1. Why Savannah? Well, when B vonB and Countess V were planning this girly getaway, Countess V (who lives in the glacial midwest) insisted that it be somewhere warm. My only criteria was that it be in the U.S., and that wherever we went, they had accents. Voila! Georgia. On my mind. It seems perfectly logical to moi. Those of you who know the Baroness know that my logic defies description, and, well - logic. In this universe, anyways. So let me be.
2. Why Paula Deen? Let me count the ways. Her laugh, her spirit, her corn-pone accent (which the Baron insists is put on. Heathen.), her ability to turn everyday boxes of pudding into the sublime.
I have been a Paula fan from a long way back, since her early Food Channel days, when I saw her shredding a big ol' baked chicken into wee tiny shreds of heaven with her ring-laden, long-nailed bare hands. I was transfixed. Perhaps appalled. But definitely transfixed. This was clearly a woman who meant binn-iss. Plus, she bears a striking resemblance to one of my favorite relatives, Great Aunt Lexa. Who, by the way, also knew her way around a box of jello. Such an artisan. And a prairie fashion plate to boot. That woman could work a housecoat like no one else. Oh, Lexa...

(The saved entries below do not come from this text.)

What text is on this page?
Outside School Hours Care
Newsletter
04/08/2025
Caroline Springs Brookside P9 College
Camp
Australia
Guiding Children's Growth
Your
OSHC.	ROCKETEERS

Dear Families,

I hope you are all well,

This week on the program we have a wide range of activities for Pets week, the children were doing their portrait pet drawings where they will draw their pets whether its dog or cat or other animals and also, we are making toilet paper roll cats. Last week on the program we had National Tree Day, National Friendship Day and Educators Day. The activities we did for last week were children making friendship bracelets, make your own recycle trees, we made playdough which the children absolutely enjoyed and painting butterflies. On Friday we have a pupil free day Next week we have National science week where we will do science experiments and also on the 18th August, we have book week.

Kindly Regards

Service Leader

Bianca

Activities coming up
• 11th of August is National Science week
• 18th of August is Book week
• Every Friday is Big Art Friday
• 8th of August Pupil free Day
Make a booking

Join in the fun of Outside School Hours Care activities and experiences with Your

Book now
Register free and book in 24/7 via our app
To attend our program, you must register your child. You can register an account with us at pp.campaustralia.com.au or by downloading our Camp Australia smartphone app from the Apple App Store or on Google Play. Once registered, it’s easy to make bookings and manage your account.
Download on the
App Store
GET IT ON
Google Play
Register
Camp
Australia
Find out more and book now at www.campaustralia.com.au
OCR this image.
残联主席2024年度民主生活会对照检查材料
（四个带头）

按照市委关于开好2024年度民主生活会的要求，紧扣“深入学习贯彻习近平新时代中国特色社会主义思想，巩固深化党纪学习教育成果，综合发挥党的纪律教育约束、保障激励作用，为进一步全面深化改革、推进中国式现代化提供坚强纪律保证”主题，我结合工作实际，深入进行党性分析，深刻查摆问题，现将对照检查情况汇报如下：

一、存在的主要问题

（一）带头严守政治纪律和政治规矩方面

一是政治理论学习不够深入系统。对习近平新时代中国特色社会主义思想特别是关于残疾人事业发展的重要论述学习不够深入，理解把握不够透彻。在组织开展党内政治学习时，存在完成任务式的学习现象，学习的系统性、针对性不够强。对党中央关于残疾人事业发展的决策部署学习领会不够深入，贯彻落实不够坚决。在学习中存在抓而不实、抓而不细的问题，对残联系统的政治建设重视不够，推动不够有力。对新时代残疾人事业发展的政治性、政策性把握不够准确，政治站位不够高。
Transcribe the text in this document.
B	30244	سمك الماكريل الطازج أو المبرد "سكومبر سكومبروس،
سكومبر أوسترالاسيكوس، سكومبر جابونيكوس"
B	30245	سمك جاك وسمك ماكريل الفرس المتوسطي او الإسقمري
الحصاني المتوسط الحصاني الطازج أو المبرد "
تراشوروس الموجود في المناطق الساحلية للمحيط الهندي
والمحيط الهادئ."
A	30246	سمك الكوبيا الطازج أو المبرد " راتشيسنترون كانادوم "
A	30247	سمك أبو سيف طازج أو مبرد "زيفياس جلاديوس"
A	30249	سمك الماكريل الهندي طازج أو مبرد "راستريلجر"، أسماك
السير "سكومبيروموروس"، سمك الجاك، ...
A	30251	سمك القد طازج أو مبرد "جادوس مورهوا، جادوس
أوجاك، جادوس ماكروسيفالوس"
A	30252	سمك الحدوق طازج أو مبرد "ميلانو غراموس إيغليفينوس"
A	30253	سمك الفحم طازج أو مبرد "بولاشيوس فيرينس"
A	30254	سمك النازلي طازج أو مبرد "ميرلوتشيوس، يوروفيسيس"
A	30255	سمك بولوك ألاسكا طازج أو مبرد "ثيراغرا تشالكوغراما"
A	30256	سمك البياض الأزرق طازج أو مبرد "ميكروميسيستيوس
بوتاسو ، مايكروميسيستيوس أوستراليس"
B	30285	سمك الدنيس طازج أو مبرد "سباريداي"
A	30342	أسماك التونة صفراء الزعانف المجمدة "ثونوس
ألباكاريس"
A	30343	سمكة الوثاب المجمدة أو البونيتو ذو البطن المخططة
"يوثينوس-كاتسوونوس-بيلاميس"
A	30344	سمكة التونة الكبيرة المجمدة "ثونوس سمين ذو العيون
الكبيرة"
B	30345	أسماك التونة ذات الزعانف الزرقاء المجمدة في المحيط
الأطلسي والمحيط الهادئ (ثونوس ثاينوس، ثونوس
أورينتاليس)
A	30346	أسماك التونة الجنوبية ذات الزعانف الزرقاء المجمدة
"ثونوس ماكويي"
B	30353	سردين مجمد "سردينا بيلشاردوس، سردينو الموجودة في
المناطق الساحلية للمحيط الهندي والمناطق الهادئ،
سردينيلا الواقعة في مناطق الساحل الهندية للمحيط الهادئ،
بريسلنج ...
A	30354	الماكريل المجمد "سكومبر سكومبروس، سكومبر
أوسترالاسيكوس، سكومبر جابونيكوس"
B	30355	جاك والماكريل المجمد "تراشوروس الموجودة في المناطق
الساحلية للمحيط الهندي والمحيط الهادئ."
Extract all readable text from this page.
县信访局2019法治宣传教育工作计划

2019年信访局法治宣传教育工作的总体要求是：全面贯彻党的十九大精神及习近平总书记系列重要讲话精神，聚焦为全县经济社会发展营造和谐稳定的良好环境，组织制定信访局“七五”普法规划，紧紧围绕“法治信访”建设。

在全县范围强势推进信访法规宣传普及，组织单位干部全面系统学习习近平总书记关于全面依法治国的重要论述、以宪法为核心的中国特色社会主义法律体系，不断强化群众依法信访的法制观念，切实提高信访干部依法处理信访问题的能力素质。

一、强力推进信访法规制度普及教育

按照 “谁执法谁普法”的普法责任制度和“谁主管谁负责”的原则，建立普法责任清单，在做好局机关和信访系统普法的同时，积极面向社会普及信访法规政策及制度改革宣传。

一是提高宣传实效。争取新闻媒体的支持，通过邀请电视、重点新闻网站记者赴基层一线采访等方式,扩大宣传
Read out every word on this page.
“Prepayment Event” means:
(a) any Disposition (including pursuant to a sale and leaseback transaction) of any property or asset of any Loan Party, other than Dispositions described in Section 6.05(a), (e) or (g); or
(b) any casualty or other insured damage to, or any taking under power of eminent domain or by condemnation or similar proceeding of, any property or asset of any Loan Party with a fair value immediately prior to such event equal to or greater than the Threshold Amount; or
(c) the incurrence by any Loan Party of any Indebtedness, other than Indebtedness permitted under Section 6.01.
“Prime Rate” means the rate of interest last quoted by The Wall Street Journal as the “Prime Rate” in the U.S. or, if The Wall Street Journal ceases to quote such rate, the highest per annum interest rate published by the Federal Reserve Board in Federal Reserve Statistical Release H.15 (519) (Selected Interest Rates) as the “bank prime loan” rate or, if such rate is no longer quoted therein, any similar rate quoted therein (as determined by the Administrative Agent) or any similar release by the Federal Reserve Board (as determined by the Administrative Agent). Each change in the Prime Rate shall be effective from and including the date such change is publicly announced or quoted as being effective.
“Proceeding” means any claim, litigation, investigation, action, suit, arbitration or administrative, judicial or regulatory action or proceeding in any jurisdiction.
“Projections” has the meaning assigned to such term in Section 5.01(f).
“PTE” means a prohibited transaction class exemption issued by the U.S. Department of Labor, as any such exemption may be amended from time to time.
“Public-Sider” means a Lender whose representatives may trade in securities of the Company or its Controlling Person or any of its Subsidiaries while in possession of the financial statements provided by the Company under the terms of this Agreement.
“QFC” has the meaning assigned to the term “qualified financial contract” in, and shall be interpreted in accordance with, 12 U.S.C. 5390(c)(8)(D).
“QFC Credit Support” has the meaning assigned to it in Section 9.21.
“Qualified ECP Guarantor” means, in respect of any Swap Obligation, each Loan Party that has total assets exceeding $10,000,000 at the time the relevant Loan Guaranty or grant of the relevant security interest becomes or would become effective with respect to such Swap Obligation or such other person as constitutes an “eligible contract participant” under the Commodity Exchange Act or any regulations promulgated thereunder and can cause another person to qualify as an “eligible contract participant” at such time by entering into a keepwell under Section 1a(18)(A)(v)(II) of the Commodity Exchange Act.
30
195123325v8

I digress. I did not premeditate this trip with the agenda of lurking after the Lady and Sons (this may also be used as evidence, and overrules the stalking confession earlier). Like so many other things Southern, it is merely the gravy on top. In fact, I am fully aware of the fact that Ms. Deen and/or her hunk o' hunk o' burning sons may not be there. But their aura will be. Plus some kick-heart (as opposed to kick-ass) food. And some sort of memorabilia.
3. Why now? Well, why not? Countess Vi and I have plans to visit the birthplace of Dean Martin - Steubenville, Ohio - but it's not the right time of year. Hey! Don't think I don't hear you out there thinking to yourself - is there a right time of year to visit Steubenville? Yes. Yes there is. I think* that Ohio might be far more delightful in the fall. Plus, I'm in need of some inspiration to fill the creative well. Surely people with accents will be kitschy. (I did see Midnight in the Garden of Good and Evil- it should be like that, non? That Lady Chablis really kicked it. )
*see explanation of Baroness logic, article 1.
4. The third person thing? The Baroness finds this very amusing. And she is the self-appointed royalty in her own life*.
*Again, see logic, article1.
So, dear readers, The Baroness awaits your response. Suggested places to go? Things to eat? Accents to hear? Tell me everything, y'all.